The Author Of The ‘Killing Eve’ Books Appears To Have Hated The Ending Of The Series Even More Than The Fans

WARNING: Spoilers for the Killing Eve series finale below.

After watching the Killing Eve finale, fans were so angry at what they saw that they dubbed the show “the new Game of Thrones.” This was not so much a compliment on its size and scale as it was a reference to the HBO series’ final season, which epically disappointed pretty much everyone, including author George R.R. Martin, who has been taking great pains to distance his books from the show. Well, in a similar move, Luke Jennings — the author of the Killing Eve trilogy the series is based on — is also slamming the way his characters were treated.
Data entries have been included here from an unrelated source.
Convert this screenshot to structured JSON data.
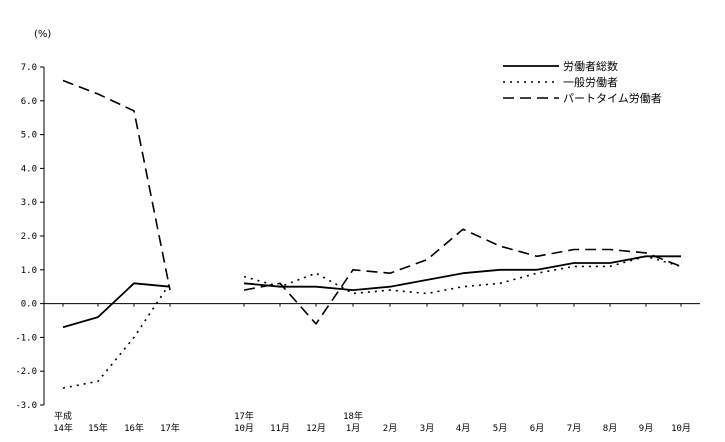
{
  "chart_data": {
    "type": "line",
    "unit_label": "(%)",
    "y_ticks": [
      "7.0",
      "6.0",
      "5.0",
      "4.0",
      "3.0",
      "2.0",
      "1.0",
      "0.0",
      "-1.0",
      "-2.0",
      "-3.0"
    ],
    "ylim": [
      -3.0,
      7.0
    ],
    "x_labels": [
      {
        "top": "平成",
        "bottom": "14年"
      },
      {
        "top": "",
        "bottom": "15年"
      },
      {
        "top": "",
        "bottom": "16年"
      },
      {
        "top": "",
        "bottom": "17年"
      },
      {
        "top": "17年",
        "bottom": "10月"
      },
      {
        "top": "",
        "bottom": "11月"
      },
      {
        "top": "",
        "bottom": "12月"
      },
      {
        "top": "18年",
        "bottom": "1月"
      },
      {
        "top": "",
        "bottom": "2月"
      },
      {
        "top": "",
        "bottom": "3月"
      },
      {
        "top": "",
        "bottom": "4月"
      },
      {
        "top": "",
        "bottom": "5月"
      },
      {
        "top": "",
        "bottom": "6月"
      },
      {
        "top": "",
        "bottom": "7月"
      },
      {
        "top": "",
        "bottom": "8月"
      },
      {
        "top": "",
        "bottom": "9月"
      },
      {
        "top": "",
        "bottom": "10月"
      }
    ],
    "legend_position": "top-right",
    "series": [
      {
        "name": "労働者総数",
        "style": "solid",
        "annual": [
          -0.7,
          -0.4,
          0.6,
          0.5
        ],
        "monthly": [
          0.6,
          0.5,
          0.5,
          0.4,
          0.5,
          0.7,
          0.9,
          1.0,
          1.0,
          1.2,
          1.2,
          1.4,
          1.4
        ]
      },
      {
        "name": "一般労働者",
        "style": "dotted",
        "annual": [
          -2.5,
          -2.3,
          -1.0,
          0.6
        ],
        "monthly": [
          0.8,
          0.5,
          0.9,
          0.3,
          0.4,
          0.3,
          0.5,
          0.6,
          0.9,
          1.1,
          1.1,
          1.4,
          1.1
        ]
      },
      {
        "name": "パートタイム労働者",
        "style": "dashed",
        "annual": [
          6.6,
          6.2,
          5.7,
          0.4
        ],
        "monthly": [
          0.4,
          0.6,
          -0.6,
          1.0,
          0.9,
          1.3,
          2.2,
          1.7,
          1.4,
          1.6,
          1.6,
          1.5,
          1.1
        ]
      }
    ]
  }
}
In a new column for The Guardian, Jennings has made it known that he was not pleased with the way the show ended. In the final moments, Villanelle (Jodie Comer) and Eve (Sandra Oh) finally share their “first proper kiss,” only for Villanelle to be gunned down and left for dead in a river. Jennings admits he was taken aback, particularly after watching Oh and Comer bring his characters to life “so compellingly.” More importantly, Jennings didn’t appreciate seeing Killing Eve fall into the “bury your gays” trope that plagues far too many series.

But the season four ending was a bowing to convention. A punishing of Villanelle and Eve for the bloody, erotically impelled chaos they have caused. A truly subversive storyline would have defied the trope which sees same-sex lovers in TV dramas permitted only the most fleeting of relationships before one of them is killed off (Lexa’s death in The 100, immediately after sleeping with her female love interest for the first time, is another example). How much more darkly satisfying, and true to Killing Eve’s original spirit, for the couple to walk off into the sunset together? Spoiler alert, but that’s how it seemed to me when writing the books.

Like Martin, Jennings offered fans of Eve and Villanelle the chance to find comfort in his books. “Villanelle lives. And on the page, if not on the screen, she will be back.”